Saturday, April 28th
Drive down to South Ken to Le Suquet Restaurant to lunch at DO’B’s invitation to meet his new lady, Noelle. We have an enormous platter full of all manner of shellfish, which takes almost two and a half hours to crack, crunch, split, lick and prise our way through.
DO’B, Helen thinks, is anxious to find out about the film from me. It’s as if he wants to be excited but finds an almost impenetrable barrier between him and the Mark/Malcolm/Alan triumvirate. This irks him.

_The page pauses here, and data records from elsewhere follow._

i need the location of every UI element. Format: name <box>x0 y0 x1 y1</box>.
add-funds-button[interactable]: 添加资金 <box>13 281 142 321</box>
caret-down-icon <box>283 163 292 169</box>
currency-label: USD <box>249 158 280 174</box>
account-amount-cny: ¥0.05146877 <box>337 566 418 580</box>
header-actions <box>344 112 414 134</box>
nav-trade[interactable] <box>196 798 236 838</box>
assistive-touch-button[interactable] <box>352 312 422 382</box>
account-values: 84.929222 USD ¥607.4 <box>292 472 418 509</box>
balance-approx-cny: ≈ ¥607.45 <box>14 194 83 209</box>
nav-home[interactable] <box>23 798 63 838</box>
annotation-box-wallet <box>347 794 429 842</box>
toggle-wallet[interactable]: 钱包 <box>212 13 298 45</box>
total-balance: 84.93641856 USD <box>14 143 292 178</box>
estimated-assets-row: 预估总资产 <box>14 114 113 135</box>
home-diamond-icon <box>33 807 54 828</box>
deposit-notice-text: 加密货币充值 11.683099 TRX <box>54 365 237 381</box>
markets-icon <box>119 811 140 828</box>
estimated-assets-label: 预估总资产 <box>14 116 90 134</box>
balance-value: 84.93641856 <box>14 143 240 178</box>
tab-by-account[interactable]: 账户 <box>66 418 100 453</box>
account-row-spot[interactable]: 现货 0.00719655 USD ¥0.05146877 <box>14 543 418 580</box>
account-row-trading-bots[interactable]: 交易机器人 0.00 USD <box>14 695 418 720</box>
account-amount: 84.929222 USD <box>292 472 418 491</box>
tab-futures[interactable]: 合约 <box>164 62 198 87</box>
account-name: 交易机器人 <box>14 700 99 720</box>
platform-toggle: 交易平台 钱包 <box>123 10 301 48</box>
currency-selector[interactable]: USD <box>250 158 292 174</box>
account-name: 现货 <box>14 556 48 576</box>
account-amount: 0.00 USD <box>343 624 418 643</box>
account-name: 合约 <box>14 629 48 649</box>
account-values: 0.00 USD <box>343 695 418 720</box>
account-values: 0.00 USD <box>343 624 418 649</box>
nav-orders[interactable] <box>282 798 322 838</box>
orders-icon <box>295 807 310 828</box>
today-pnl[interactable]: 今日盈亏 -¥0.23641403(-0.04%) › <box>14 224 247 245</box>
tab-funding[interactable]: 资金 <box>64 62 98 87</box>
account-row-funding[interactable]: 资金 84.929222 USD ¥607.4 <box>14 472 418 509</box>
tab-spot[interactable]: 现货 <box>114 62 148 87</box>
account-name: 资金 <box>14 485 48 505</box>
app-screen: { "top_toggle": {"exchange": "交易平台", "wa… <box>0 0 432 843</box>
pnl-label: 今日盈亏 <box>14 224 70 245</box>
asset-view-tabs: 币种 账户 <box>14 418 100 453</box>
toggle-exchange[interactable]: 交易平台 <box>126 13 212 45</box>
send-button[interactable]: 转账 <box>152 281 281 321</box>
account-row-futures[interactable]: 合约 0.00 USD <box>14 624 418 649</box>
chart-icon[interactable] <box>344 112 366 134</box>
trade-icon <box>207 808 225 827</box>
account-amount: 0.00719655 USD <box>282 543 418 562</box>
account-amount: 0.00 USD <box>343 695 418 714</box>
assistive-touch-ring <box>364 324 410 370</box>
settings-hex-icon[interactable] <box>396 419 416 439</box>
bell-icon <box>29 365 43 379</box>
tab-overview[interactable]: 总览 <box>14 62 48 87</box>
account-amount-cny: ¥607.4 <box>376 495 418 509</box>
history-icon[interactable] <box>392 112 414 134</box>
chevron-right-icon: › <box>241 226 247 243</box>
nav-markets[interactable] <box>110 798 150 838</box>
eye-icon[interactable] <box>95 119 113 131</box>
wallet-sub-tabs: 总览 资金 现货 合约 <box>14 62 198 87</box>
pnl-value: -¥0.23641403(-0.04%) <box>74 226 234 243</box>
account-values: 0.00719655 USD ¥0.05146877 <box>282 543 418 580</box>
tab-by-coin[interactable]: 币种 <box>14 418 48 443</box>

We get back home about a quarter to five, just in time for the most exciting news from the BBC’s teleprinter in recent memory. Sheffield Wednesday have beaten Crystal Palace 1-0 and are to be in the First Division for the first time since before William was born.
Take Helen down to the Dominion Cinema to see René Clair’s
The Italian Straw Hat
, which is being performed for one night only with a full orchestra. The occasion a little better than the film. At the end of the performance, René Clair’s wife, a very sprightly lady, makes a short, well-received speech of thanks in perfect English.
Monday, April 30th
Wake, by quarter-hours from six o’clock, to first day of filming on ‘Pork Royale’. Roy awaits with his sparkling Mercedes, a neat, trim, RSM-like figure, on the corner of Elaine Grove.